Those self-imposed penalties include a 2-year probation period, a $5,000 fine, a 1-week suspension for the associate head coach who made contact with the recruit, reprimands for other coaches, and limitations on official recruitment visits and off-campus recruiting.

“The University of Utah is committed to integrity in all of its endeavors,” said Utah Director of Athletics Mark Harlan. “While we take any violation of NCAA rules seriously, we are confident these actions were isolated and inadvertent and have been fully addressed by the university and the NCAA.”

A 2-game suspension for Utah head coach Larry Krystkowiak was proposed by the NCAA, but it was appealed and never prescribed by the committee on infractions.

The school said the violations centered on a misreading of the NCAA calendar and misinterpretation of the official visit limitations.
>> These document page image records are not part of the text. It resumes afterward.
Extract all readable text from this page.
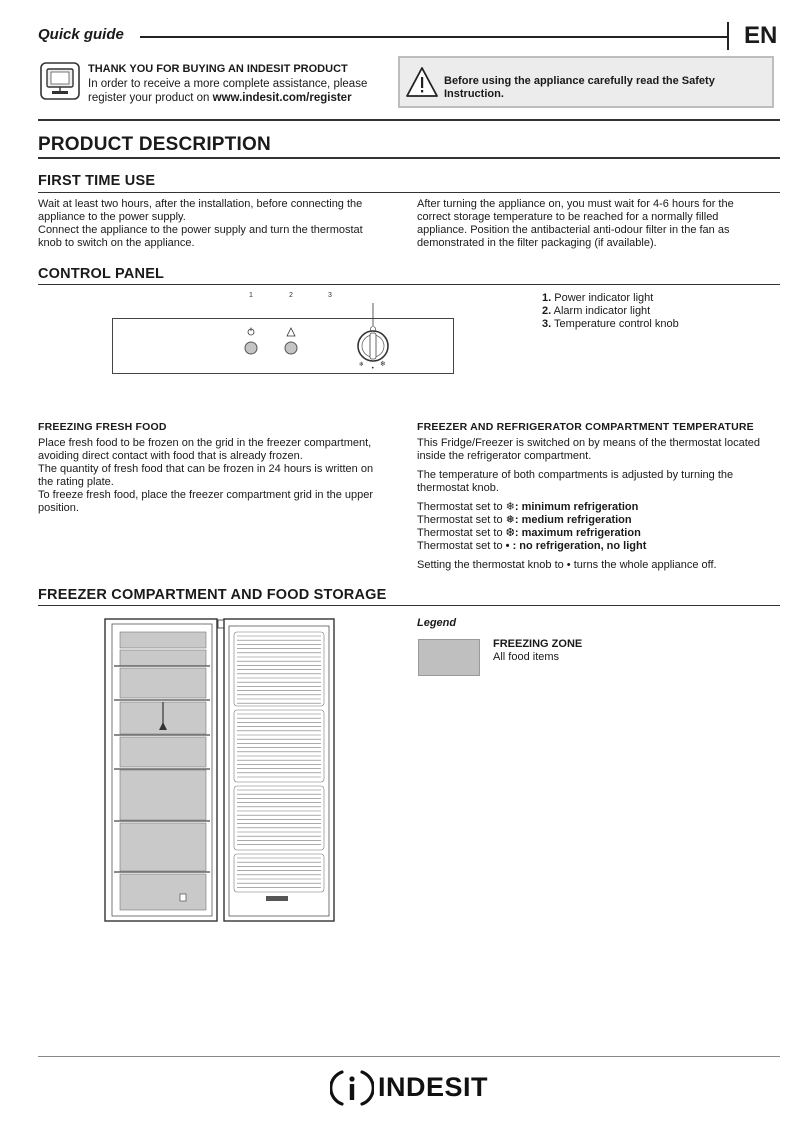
Quick guide	EN
THANK YOU FOR BUYING AN INDESIT PRODUCT
In order to receive a more complete assistance, please
register your product on www.indesit.com/register
Before using the appliance carefully read the Safety
Instruction.
PRODUCT DESCRIPTION
FIRST TIME USE

Wait at least two hours, after the installation, before connecting the appliance to the power supply.

Connect the appliance to the power supply and turn the thermostat knob to switch on the appliance.

After turning the appliance on, you must wait for 4-6 hours for the correct storage temperature to be reached for a normally filled appliance. Position the antibacterial anti-odour filter in the fan as demonstrated in the filter packaging (if available).
CONTROL PANEL
1	2	3
❄
•
❄
1. Power indicator light
2. Alarm indicator light
3. Temperature control knob
FREEZING FRESH FOOD

Place fresh food to be frozen on the grid in the freezer compartment, avoiding direct contact with food that is already frozen.

The quantity of fresh food that can be frozen in 24 hours is written on the rating plate.

To freeze fresh food, place the freezer compartment grid in the upper position.

FREEZER AND REFRIGERATOR COMPARTMENT TEMPERATURE

This Fridge/Freezer is switched on by means of the thermostat located inside the refrigerator compartment.

The temperature of both compartments is adjusted by turning the thermostat knob.

Thermostat set to ❄: minimum refrigeration
Thermostat set to ❅: medium refrigeration
Thermostat set to ❆: maximum refrigeration
Thermostat set to • : no refrigeration, no light

Setting the thermostat knob to • turns the whole appliance off.

FREEZER COMPARTMENT AND FOOD STORAGE
Legend
FREEZING ZONE
All food items
INDESIT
Coaches visited a recruit at his high school during a period when in-person, off-campus recruiting was impermissible under NCAA rules and later triggered an official visit when the same recruit made an unofficial visit to Utah in connection with his official visit to SLCC.
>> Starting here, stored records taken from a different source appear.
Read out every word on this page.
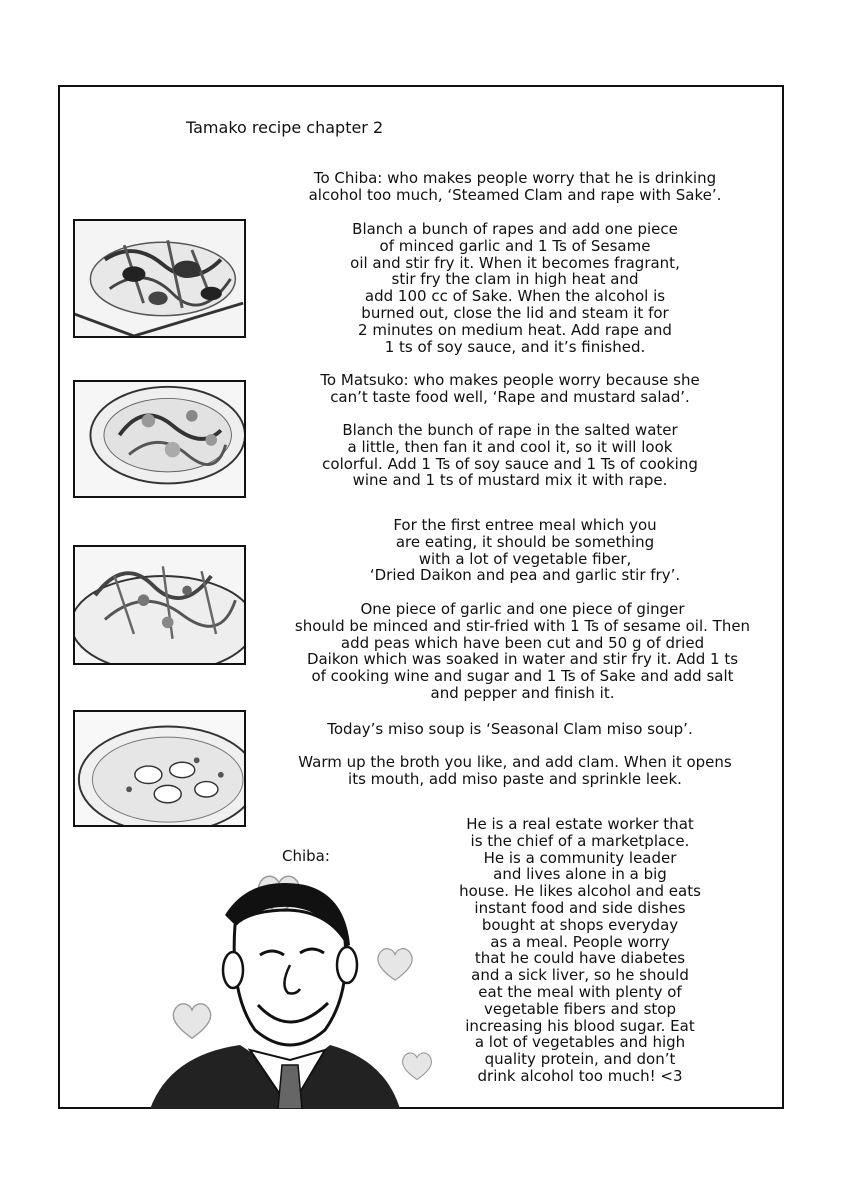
Tamako recipe chapter 2
To Chiba: who makes people worry that he is drinking
alcohol too much, ‘Steamed Clam and rape with Sake’.
Blanch a bunch of rapes and add one piece
of minced garlic and 1 Ts of Sesame
oil and stir fry it. When it becomes fragrant,
stir fry the clam in high heat and
add 100 cc of Sake. When the alcohol is
burned out, close the lid and steam it for
2 minutes on medium heat. Add rape and
1 ts of soy sauce, and it’s finished.
To Matsuko: who makes people worry because she
can’t taste food well, ‘Rape and mustard salad’.
Blanch the bunch of rape in the salted water
a little, then fan it and cool it, so it will look
colorful. Add 1 Ts of soy sauce and 1 Ts of cooking
wine and 1 ts of mustard mix it with rape.
For the first entree meal which you
are eating, it should be something
with a lot of vegetable fiber,
‘Dried Daikon and pea and garlic stir fry’.
One piece of garlic and one piece of ginger
should be minced and stir-fried with 1 Ts of sesame oil. Then
add peas which have been cut and 50 g of dried
Daikon which was soaked in water and stir fry it. Add 1 ts
of cooking wine and sugar and 1 Ts of Sake and add salt
and pepper and finish it.
Today’s miso soup is ‘Seasonal Clam miso soup’.
Warm up the broth you like, and add clam. When it opens
its mouth, add miso paste and sprinkle leek.
Chiba:
He is a real estate worker that
is the chief of a marketplace.
He is a community leader
and lives alone in a big
house. He likes alcohol and eats
instant food and side dishes
bought at shops everyday
as a meal. People worry
that he could have diabetes
and a sick liver, so he should
eat the meal with plenty of
vegetable fibers and stop
increasing his blood sugar. Eat
a lot of vegetables and high
quality protein, and don’t
drink alcohol too much! <3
SLCC was also recruiting the same prospect and the official visit put Utah over the number of permitted official visits for the recruiting period.

The NCAA added an off-campus recruiting ban for the same associate head coach in July 2019, a 1-year ban on contact with the now-former head SLCC coach and will force the team to publicize the circumstances of the violation in the team’s media guide, on their website and to prospective student-athletes.

“While they were inadvertent and unintentional mistakes on our part, and there was never an intent to circumvent any rules, we accept that they were violations and, as the head coach, I am accountable for them,” said Utah head coach Larry Krystkowiak. “I have always been a strong proponent of protecting the integrity of college basketball and that will not change.”

In addition, the university has prohibited its coaches from having any on-campus interactions with SLCC’s coaches, or from recruiting any SLCC basketball student-athletes for a one-year period.